Thursday, August 25, 2011

Supreme Poached Eggs

I used my poaching pods to make my eggs this morning!  They are so easy to use and make such delicious poached eggs.  It's fun to shake up the breakfast routine every now and then - while my husband never seems to get bored, he does get a lot of the same ingredients presented in different ways.  It's an excellent challenge for me to use the same things over in new ways (if you look at the last three breakfast meals, they all use almost the same basic ingredients, but each are different and awesome in their own way!)

The Meat
- 2 slices bacon
- 3 breakfast links
- 2 eggs

The Veggies
- 3 slices of sliced tomato
- 1/3 cup raw spinach
- 1 mushroom, sliced
- 1/2 green onion

The Sauce
- 1 teaspoon French dressing (it's mostly primal...I'm a bad Grok)
- 1 teaspoon hemp seed oil based mayonnaise


The Fruit
- 1/2 pear, sliced
- 3-4 strawberries, sliced





Cook up the meat on your griddle pan, on high heat.  Flip your bacon at least twice and keep rolling the breakfast links around so they don't char too badly.  After I cooked up the meat all delicious and crispy, I put the spinach, mushrooms, and tomatoes on the griddle pan for around 3 minutes to make them all soft and tasty counterparts to the meat.


Meanwhile, put around 3-4" of water into a simmer pot and bring it to a boil.  Once you get a rolling boil, grease your poaching pods, crack your eggs into them, turn off your heat and slip them into the water.  Cover the pot with its lid and set your timer for 4 minutes.

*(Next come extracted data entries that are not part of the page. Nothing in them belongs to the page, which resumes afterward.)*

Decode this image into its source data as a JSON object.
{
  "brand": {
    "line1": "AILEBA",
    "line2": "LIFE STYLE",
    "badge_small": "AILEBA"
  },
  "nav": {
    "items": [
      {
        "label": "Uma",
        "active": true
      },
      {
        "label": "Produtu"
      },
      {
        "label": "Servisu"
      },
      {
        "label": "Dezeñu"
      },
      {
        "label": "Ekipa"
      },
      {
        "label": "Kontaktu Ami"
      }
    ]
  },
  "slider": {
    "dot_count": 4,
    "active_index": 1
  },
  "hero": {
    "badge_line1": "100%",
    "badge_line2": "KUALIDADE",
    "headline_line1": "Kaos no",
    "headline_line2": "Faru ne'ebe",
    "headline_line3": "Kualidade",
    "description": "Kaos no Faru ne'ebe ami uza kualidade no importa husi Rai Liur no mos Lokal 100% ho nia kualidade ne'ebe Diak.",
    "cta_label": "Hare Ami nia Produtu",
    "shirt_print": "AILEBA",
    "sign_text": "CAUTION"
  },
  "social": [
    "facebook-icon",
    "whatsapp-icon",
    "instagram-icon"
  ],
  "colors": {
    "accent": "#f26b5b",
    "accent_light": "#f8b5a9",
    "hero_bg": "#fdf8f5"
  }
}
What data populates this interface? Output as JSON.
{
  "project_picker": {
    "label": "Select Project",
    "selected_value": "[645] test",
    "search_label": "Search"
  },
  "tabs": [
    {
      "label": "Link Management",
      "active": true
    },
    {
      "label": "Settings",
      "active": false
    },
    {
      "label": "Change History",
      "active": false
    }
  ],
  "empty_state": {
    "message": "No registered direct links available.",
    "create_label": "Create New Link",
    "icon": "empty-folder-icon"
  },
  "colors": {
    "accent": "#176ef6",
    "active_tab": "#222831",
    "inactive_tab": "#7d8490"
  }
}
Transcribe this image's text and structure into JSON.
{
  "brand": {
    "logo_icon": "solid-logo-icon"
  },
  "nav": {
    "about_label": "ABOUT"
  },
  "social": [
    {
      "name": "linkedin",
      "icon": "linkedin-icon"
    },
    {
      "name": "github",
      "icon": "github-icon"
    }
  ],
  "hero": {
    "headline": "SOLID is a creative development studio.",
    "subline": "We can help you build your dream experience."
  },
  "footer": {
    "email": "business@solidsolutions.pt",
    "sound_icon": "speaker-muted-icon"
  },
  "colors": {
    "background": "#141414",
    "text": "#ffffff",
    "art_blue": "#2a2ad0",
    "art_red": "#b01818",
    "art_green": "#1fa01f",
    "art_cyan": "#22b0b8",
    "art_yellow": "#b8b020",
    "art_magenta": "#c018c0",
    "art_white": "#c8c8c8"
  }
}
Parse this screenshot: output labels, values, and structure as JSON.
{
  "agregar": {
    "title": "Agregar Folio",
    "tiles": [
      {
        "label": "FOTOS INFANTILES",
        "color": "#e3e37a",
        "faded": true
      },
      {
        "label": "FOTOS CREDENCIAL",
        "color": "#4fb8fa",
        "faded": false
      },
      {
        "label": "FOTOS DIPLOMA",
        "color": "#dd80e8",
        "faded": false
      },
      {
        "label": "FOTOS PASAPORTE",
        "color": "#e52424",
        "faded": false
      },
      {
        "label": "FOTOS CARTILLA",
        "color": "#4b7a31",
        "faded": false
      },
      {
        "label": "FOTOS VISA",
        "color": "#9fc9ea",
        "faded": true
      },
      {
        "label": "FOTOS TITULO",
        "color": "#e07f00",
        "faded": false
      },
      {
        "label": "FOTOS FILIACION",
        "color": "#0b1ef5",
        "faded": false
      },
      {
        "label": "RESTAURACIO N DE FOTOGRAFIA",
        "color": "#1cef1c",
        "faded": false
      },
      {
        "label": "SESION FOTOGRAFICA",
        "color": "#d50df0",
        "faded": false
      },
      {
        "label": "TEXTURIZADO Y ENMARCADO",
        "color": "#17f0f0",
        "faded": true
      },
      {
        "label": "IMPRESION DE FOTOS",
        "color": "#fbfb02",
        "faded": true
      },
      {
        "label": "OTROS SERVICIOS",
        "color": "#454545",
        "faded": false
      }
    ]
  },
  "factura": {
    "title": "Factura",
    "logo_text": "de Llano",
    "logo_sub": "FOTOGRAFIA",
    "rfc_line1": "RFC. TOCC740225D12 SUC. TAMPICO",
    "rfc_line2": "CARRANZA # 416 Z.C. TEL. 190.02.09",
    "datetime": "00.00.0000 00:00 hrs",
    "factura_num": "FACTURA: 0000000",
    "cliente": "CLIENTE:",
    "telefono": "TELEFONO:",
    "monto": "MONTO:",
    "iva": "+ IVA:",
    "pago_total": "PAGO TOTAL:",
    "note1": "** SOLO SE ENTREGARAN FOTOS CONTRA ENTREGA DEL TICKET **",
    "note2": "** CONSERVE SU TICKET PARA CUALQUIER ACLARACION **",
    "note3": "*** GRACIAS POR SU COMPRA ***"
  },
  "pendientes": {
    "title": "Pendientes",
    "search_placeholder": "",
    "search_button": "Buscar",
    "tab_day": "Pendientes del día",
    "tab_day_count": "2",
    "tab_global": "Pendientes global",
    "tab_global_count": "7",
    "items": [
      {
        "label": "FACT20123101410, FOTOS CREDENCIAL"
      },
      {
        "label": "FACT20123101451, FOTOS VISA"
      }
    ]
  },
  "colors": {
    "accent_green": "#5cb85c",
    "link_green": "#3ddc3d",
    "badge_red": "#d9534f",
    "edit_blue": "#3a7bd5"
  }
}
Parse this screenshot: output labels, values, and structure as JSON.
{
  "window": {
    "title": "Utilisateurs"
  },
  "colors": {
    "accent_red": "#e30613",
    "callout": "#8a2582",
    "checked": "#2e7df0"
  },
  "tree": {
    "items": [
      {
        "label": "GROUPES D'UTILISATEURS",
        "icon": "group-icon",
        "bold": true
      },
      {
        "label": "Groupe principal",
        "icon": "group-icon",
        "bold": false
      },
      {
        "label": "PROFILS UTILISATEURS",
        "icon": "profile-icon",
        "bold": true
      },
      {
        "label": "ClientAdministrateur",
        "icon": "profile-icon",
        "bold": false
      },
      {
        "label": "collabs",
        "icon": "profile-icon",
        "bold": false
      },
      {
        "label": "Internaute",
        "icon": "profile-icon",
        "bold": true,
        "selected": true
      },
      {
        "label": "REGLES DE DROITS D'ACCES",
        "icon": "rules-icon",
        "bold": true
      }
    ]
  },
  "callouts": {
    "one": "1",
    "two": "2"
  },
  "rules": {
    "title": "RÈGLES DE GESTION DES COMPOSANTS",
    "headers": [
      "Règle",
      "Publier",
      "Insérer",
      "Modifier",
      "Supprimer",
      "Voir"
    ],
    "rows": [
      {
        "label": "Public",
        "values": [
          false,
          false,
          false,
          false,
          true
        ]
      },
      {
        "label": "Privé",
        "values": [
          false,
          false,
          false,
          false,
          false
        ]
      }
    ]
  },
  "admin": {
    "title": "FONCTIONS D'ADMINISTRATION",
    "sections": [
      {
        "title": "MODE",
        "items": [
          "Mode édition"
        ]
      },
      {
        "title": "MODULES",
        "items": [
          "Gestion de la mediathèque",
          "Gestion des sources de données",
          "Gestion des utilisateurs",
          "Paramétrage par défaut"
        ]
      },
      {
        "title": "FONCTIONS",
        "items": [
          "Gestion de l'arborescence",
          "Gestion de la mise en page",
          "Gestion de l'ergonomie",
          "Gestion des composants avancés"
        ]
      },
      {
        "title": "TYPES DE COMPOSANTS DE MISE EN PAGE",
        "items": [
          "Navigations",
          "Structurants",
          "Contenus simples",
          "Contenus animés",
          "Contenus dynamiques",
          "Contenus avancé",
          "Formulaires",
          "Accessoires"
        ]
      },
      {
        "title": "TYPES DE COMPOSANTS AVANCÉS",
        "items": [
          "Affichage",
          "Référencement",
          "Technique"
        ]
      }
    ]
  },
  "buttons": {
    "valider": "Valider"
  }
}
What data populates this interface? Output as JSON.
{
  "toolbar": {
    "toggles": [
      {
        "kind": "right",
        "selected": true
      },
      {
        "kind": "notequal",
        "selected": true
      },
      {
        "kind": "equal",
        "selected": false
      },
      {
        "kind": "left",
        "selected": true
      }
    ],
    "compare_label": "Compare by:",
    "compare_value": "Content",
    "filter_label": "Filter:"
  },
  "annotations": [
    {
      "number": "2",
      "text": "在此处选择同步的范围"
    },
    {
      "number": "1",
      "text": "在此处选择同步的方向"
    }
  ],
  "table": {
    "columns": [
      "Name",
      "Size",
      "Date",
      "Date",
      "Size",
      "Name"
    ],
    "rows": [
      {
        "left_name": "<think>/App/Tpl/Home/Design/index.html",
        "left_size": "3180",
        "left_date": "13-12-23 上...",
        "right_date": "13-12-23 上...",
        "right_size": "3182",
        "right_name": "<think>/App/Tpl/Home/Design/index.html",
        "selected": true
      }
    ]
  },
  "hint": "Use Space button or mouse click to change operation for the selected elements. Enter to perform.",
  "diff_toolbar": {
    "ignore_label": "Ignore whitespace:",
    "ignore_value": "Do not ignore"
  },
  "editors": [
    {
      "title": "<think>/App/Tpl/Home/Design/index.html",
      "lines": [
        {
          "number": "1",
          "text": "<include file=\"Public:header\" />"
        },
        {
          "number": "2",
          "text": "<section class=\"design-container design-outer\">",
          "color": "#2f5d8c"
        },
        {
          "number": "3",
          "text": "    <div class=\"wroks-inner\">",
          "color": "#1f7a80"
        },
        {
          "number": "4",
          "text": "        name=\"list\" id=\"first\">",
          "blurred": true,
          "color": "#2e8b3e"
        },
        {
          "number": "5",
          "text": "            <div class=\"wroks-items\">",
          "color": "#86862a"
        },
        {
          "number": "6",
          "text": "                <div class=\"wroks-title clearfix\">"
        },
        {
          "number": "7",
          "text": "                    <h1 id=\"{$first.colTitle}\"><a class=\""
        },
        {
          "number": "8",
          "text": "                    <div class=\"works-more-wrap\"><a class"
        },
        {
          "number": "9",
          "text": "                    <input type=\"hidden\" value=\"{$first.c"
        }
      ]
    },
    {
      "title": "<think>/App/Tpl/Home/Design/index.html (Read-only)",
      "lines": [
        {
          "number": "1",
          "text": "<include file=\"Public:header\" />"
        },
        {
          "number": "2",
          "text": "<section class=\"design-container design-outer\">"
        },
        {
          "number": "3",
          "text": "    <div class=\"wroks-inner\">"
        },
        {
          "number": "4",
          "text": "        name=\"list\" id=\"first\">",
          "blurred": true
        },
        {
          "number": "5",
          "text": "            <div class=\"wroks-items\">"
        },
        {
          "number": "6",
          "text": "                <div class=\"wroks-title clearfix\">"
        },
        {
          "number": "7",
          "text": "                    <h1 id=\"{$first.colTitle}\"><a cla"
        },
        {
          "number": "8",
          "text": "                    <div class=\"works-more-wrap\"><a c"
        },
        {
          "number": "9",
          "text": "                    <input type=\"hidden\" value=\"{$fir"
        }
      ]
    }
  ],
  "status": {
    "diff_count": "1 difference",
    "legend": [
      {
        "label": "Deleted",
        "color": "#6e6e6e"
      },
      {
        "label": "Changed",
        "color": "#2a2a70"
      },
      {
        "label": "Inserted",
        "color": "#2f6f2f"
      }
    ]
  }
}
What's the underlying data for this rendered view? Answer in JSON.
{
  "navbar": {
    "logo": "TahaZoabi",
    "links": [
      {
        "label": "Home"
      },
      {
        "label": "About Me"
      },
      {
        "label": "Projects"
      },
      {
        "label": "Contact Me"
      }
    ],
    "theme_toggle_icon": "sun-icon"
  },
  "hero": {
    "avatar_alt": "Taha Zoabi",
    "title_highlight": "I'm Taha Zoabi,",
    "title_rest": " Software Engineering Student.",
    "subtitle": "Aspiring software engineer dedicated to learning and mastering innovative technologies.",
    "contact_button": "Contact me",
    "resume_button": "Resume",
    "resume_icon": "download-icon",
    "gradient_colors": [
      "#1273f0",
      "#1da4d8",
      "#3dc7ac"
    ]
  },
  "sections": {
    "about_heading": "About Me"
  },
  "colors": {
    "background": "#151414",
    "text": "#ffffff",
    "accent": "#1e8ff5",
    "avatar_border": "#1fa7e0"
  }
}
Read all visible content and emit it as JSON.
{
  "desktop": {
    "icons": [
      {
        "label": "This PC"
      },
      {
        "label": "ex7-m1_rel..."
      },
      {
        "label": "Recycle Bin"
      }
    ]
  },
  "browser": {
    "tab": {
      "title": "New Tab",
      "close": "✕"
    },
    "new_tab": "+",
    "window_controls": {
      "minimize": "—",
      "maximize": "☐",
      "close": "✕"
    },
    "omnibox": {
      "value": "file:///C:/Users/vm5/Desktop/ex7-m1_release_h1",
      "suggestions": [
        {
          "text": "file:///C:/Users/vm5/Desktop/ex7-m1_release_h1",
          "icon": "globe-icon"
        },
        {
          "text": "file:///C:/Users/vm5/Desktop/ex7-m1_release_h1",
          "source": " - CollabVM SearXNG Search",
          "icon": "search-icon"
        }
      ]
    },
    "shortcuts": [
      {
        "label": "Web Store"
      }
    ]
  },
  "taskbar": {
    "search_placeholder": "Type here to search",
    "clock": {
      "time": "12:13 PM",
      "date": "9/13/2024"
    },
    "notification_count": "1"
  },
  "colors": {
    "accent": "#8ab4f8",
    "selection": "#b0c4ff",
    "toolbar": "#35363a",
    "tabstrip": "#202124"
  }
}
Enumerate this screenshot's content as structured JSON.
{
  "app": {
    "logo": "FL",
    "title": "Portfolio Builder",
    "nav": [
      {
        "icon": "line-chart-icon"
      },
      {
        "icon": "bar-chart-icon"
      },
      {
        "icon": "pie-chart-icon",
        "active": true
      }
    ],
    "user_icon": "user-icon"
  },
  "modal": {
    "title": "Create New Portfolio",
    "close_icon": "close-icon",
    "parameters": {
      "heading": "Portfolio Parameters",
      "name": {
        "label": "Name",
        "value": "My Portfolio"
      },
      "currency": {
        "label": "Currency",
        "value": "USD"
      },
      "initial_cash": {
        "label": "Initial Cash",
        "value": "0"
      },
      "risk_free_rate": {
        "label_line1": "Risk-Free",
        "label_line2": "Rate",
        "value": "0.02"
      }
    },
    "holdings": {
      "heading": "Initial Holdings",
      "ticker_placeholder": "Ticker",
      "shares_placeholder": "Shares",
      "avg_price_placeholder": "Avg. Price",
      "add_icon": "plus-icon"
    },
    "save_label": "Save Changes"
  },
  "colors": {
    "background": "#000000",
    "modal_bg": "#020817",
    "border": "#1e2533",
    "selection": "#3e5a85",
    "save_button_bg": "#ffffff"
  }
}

Put the fried tomato slices on the plate first, then layer the spinach and the poached eggs on top (imagine the tomato slice is an English muffin).  Mix up the French dressing (don't judge me for my small indulgences) and the mayonnaise and spoon it onto the poached eggs.  Cut up the green onion over the top (you could substitute chives if you wanted!) and arrange your fruit in a pretty pattern so you feel all special like.